Aucune voix ne s’élève pour exprimer une colère contre la régression des droits humains. «Ne reviens pas ici, ils sont devenus fous», alerte une amie. Les forces chargées de protéger les citoyens, la justice, le parlement et tous les autres acteurs sont aplatis pendant que Macky Sall, du haut de sa petitesse, tente d’imposer sa minable dictature. Plus grave, au milieu des défis qu’il n’a pu résoudre, entre inondations et pauvreté, criminalité, chômage, maladies et autres reculs, le pays n’est plus qu’un jardin d’enfants, ayant la tête en l’air, où des adultes se plaisent dans des rivalités, des duels fictifs, en un mot dans des bras de fer qui rappellent les jeux qui agrémentaient le quotidien des jeunes sénégalais naguère : pour savoir qui clignerait des yeux entre deux rivaux, le togg-sabou, disait-on en wolof. Dans ces enfantillages, les droits humains sont allègrement, en silence, bafoués. Je n’en pleure que davantage pays. En mesurant, le cœur serré, combien il n’est plus ce qu’il était. Adieu le Sénégal du poète et des démocrates. Ce n’est plus qu’une dangereuse, violente, presque meurtrière république bananière…
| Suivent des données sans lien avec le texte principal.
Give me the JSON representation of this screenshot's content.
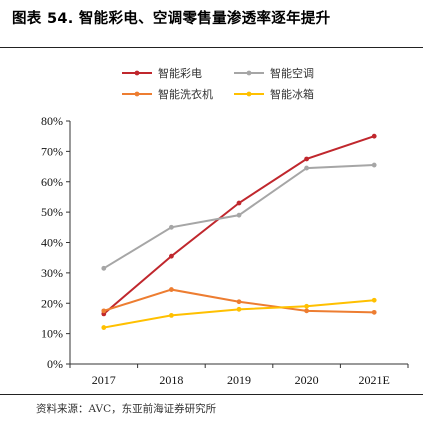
{
  "title": "图表 54. 智能彩电、空调零售量渗透率逐年提升",
  "source": "资料来源：AVC，东亚前海证券研究所",
  "chart_data": {
    "type": "line",
    "categories": [
      "2017",
      "2018",
      "2019",
      "2020",
      "2021E"
    ],
    "ylim": [
      0,
      80
    ],
    "yticks": [
      0,
      10,
      20,
      30,
      40,
      50,
      60,
      70,
      80
    ],
    "ytick_labels": [
      "0%",
      "10%",
      "20%",
      "30%",
      "40%",
      "50%",
      "60%",
      "70%",
      "80%"
    ],
    "grid": false,
    "legend": "top",
    "series": [
      {
        "name": "智能彩电",
        "color": "#c0272d",
        "values": [
          16.5,
          35.5,
          53,
          67.5,
          75
        ]
      },
      {
        "name": "智能空调",
        "color": "#a6a6a6",
        "values": [
          31.5,
          45,
          49,
          64.5,
          65.5
        ]
      },
      {
        "name": "智能洗衣机",
        "color": "#ed7d31",
        "values": [
          17.5,
          24.5,
          20.5,
          17.5,
          17
        ]
      },
      {
        "name": "智能冰箱",
        "color": "#ffc000",
        "values": [
          12,
          16,
          18,
          19,
          21
        ]
      }
    ]
  }
}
Il faut néanmoins, dans un ultime sursaut, résister à la dérive où mènent les comportements inacceptables de l’état patrimonialisé, corrompu, injuste et anti-démocratique que Macky SALL et sa bande ont fait du Sénégal. Personne ne peut le combattre seul. Tous, unis, nous le ramenons à la raison, selon ce que nous en attendons. Il est temps de sauver le Sénégal. J’y reviendrai et je prends ici l’engagement de le faire peu importent les manigances criminelles du Slobodan Milosevic qui complote avec ses acolytes pour tuer ou jeter au gnouf l’empêcheur de tourner en rond que je suis. La peur sera défaite, les forces interlopes aussi. Vive le Sénégal.*Adama Gaye, Exilé politique au Caire est auteur de Otage d’un Etat (Editions l’Harmattan). Il a été illégalement détenu du 29 Juillet au 20 Septembre par l’Etat du Sénégal.
PS : L’Etat du Sénégal sait pertinemment qu’il a fauté en m’arrêtant l’an dernier. J’invite la communauté internationale à être garante de ma sécurité quand je rentrerai dans mon pays. Il est temps que le monde sache que ce pays n’est plus une démocratie mais une dictature capable de tuer, torturer et de tricher aux élections en plus de trafiquer l’argent public planqué dans des comptes privés off-shore pendant que le peuple sénégalais traverse la passe la plus difficile de son histoire. Le monde est averti, les dignitaires et élites sénégalaises, le peuple, aussi.Que l’Assemblée nationale en soit solennellement saisie, Mamadou Lamine Diallo !Un exil temporaire peut être définitif si l’Etat d’origine de l’exilé se livre aux forces du mal, celles de la destruction de l’Etat de droit.Ps: 4 Octobre 2019, ici à l’aéroport de Dakar, à quelques minutes de mon embarquement pour un exil. Au nom de la préservation de mes droits, je ne retournerai pas dans un pays qui en est le principal violeur.